For its part, Mowgli identifies three critical pieces of an entrepreneurship-friendly ecosystem in addition to human capital: 1.) Environment, 2.) Finance, and 3.) Infrastructure – each a critical factor in Tunisia.
Ali Mnif, a Tunis-based entrepreneurship expert, echoes the importance of these factors. He emphasizes the importance of investment, an influx of diverse funds to distribute the risks of entrepreneurship. But he recognizes the region’s security has bearing on whether foreign enterprises – particularly global tech companies – will come set up shop.
“Alone, we cannot solve these issues,” says Mnif. “What we need in this democratic transition [are friends] to invest in Tunisia … who consider Tunisia not as a threat, but as a sign of hope.”
In spite of the challenges facing rural regions, Mnif’s outlook from the capital is upbeat. In light of its recent political changes, he recalls former Prime Minister Medhi Jomaa’s description of Tunisia as a “start-up democracy.” For Mnif, this moniker is both descriptive and visionary. “If we consider ourselves a ‘start-up democracy,’” he says, Tunisia should prepare to take a risk when it comes to overhauling its education system, “not copying, but bringing our own system.”
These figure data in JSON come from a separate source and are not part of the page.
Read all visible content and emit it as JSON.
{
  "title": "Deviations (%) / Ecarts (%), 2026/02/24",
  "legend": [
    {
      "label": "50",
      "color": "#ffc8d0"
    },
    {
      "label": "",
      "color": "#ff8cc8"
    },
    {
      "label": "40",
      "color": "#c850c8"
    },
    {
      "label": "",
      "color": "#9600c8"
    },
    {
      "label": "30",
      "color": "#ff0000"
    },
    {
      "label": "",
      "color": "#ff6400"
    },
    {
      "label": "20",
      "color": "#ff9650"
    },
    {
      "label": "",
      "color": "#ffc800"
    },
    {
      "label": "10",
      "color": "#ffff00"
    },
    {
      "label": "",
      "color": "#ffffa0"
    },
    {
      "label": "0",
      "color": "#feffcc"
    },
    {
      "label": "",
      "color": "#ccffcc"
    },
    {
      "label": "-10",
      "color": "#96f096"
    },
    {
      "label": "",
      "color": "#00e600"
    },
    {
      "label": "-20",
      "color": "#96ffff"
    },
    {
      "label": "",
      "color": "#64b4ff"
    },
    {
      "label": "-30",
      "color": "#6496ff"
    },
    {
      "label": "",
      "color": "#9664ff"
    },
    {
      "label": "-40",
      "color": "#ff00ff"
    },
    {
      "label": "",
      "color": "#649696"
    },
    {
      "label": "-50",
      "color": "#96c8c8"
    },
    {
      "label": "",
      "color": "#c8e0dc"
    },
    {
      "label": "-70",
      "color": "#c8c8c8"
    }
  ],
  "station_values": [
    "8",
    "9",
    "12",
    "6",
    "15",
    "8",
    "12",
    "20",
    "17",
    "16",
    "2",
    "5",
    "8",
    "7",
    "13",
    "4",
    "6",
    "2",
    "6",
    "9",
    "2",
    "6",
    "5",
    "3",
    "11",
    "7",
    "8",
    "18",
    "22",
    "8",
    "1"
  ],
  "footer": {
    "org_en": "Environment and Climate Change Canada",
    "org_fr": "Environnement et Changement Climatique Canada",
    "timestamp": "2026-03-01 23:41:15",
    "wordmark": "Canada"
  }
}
What kind of educational reforms would bolster the economy? Mnif points to several: Graduates with excellent customer service and communications skills (“soft skills”). Improved international rankings for its universities, in part through partnerships with foreign institutions. Moving away from memorization and toward competencies preparing students for the job market they can expect to inherit. At the Tunis Business School, for example, students have access to a SmartCenter, which incorporates mentoring and career services into the educational experience, connects students with the entrepreneurial community, and provides opportunities to develop entrepreneurial mindset through contests. Educating for entrepreneurial skills remains a critical piece to economy-building, and good work is happening.
All of this suggests that, for entrepreneurship to take root in Tunisia, what is required is: 1) Education: investment in human capital, which prepares students for entrepreneurial futures and delivers relevant competencies; and 2) Ecosystem: a society that encourages and provides business-friendly legal and regulatory frameworks, a tech infrastructure and access to capital. Each approach must embrace tech-based fields as “an engine for economic growth or societal problem solving.”
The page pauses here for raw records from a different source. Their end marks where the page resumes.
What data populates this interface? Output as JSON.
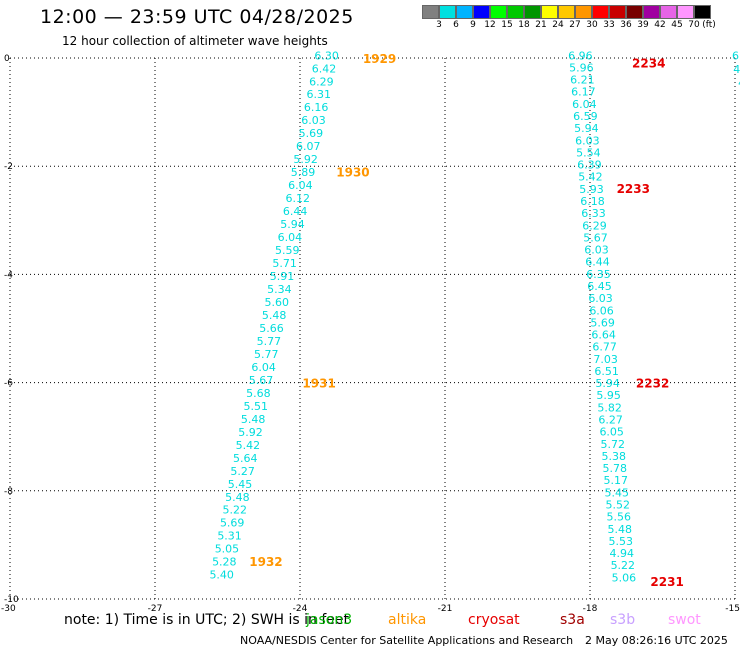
{
  "header": {
    "title": "12:00 — 23:59 UTC 04/28/2025",
    "subtitle": "12 hour collection of altimeter wave heights"
  },
  "legend": {
    "unit": "(ft)",
    "labels": [
      "3",
      "6",
      "9",
      "12",
      "15",
      "18",
      "21",
      "24",
      "27",
      "30",
      "33",
      "36",
      "39",
      "42",
      "45",
      "70"
    ],
    "colors": [
      "#808080",
      "#00e0e0",
      "#00b4ff",
      "#0000ff",
      "#00ff00",
      "#00c800",
      "#009600",
      "#ffff00",
      "#ffc800",
      "#ff9600",
      "#ff0000",
      "#c80000",
      "#780000",
      "#a000a0",
      "#e664e6",
      "#ff96ff",
      "#000000"
    ]
  },
  "axes": {
    "x_ticks": [
      "-30",
      "-27",
      "-24",
      "-21",
      "-18",
      "-15"
    ],
    "y_ticks": [
      "0",
      "-2",
      "-4",
      "-6",
      "-8",
      "-10"
    ],
    "xlim": [
      -30,
      -15
    ],
    "ylim": [
      -10,
      0
    ],
    "grid": true
  },
  "tracks": [
    {
      "name": "left",
      "lon_top": -23.45,
      "lat_top": 0.05,
      "lon_bottom": -25.62,
      "lat_bottom": -9.55,
      "color": "#00dcdc",
      "values": [
        "6.30",
        "6.42",
        "6.29",
        "6.31",
        "6.16",
        "6.03",
        "5.69",
        "6.07",
        "5.92",
        "5.89",
        "6.04",
        "6.12",
        "6.44",
        "5.94",
        "6.04",
        "5.59",
        "5.71",
        "5.91",
        "5.34",
        "5.60",
        "5.48",
        "5.66",
        "5.77",
        "5.77",
        "6.04",
        "5.67",
        "5.68",
        "5.51",
        "5.48",
        "5.92",
        "5.42",
        "5.64",
        "5.27",
        "5.45",
        "5.48",
        "5.22",
        "5.69",
        "5.31",
        "5.05",
        "5.28",
        "5.40"
      ]
    },
    {
      "name": "right",
      "lon_top": -18.2,
      "lat_top": 0.05,
      "lon_bottom": -17.3,
      "lat_bottom": -9.6,
      "color": "#00dcdc",
      "values": [
        "6.96",
        "5.96",
        "6.21",
        "6.17",
        "6.04",
        "6.59",
        "5.94",
        "6.03",
        "5.54",
        "6.39",
        "5.42",
        "5.93",
        "6.18",
        "6.33",
        "6.29",
        "5.67",
        "6.03",
        "6.44",
        "6.35",
        "6.45",
        "6.03",
        "6.06",
        "5.69",
        "6.64",
        "6.77",
        "7.03",
        "6.51",
        "5.94",
        "5.95",
        "5.82",
        "6.27",
        "6.05",
        "5.72",
        "5.38",
        "5.78",
        "5.17",
        "5.45",
        "5.52",
        "5.56",
        "5.48",
        "5.53",
        "4.94",
        "5.22",
        "5.06"
      ]
    },
    {
      "name": "edge",
      "lon_top": -14.88,
      "lat_top": 0.05,
      "lon_bottom": -14.75,
      "lat_bottom": -1.2,
      "color": "#00dcdc",
      "values": [
        "6.1",
        "4.8",
        "4.",
        "5",
        "5",
        "."
      ]
    }
  ],
  "times": [
    {
      "text": "1929",
      "lon": -22.7,
      "lat": 0.0,
      "color": "#ff9600"
    },
    {
      "text": "1930",
      "lon": -23.25,
      "lat": -2.1,
      "color": "#ff9600"
    },
    {
      "text": "1931",
      "lon": -23.95,
      "lat": -6.0,
      "color": "#ff9600"
    },
    {
      "text": "1932",
      "lon": -25.05,
      "lat": -9.3,
      "color": "#ff9600"
    },
    {
      "text": "2234",
      "lon": -17.13,
      "lat": -0.08,
      "color": "#e60000"
    },
    {
      "text": "2233",
      "lon": -17.45,
      "lat": -2.4,
      "color": "#e60000"
    },
    {
      "text": "2232",
      "lon": -17.05,
      "lat": -6.0,
      "color": "#e60000"
    },
    {
      "text": "2231",
      "lon": -16.75,
      "lat": -9.67,
      "color": "#e60000"
    }
  ],
  "footer": {
    "note": "note:  1) Time is in UTC;  2) SWH is in feet",
    "satellites": [
      {
        "name": "jason3",
        "color": "#00b400"
      },
      {
        "name": "altika",
        "color": "#ff9600"
      },
      {
        "name": "cryosat",
        "color": "#e60000"
      },
      {
        "name": "s3a",
        "color": "#a00000"
      },
      {
        "name": "s3b",
        "color": "#c8a0ff"
      },
      {
        "name": "swot",
        "color": "#ff96ff"
      }
    ],
    "credit": "NOAA/NESDIS Center for Satellite Applications and Research",
    "timestamp": "2 May 08:26:16 UTC 2025"
  }
}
The recent view from Kasserine demonstrates that economic interventions always have human consequences. By starting with the people, human capacity-building plays a critical role in building transferrable skills, changing/developing/forming new mindsets, and spurring economic growth through scalable self-employment. Ultimately, though, its impact is limited without multifaceted support spanning government, business and education sectors working in concert. Organizations and schools have vital work to do in sowing quality entrepreneurial training. But the soil and climate are what will stymie or support a fruitful spring.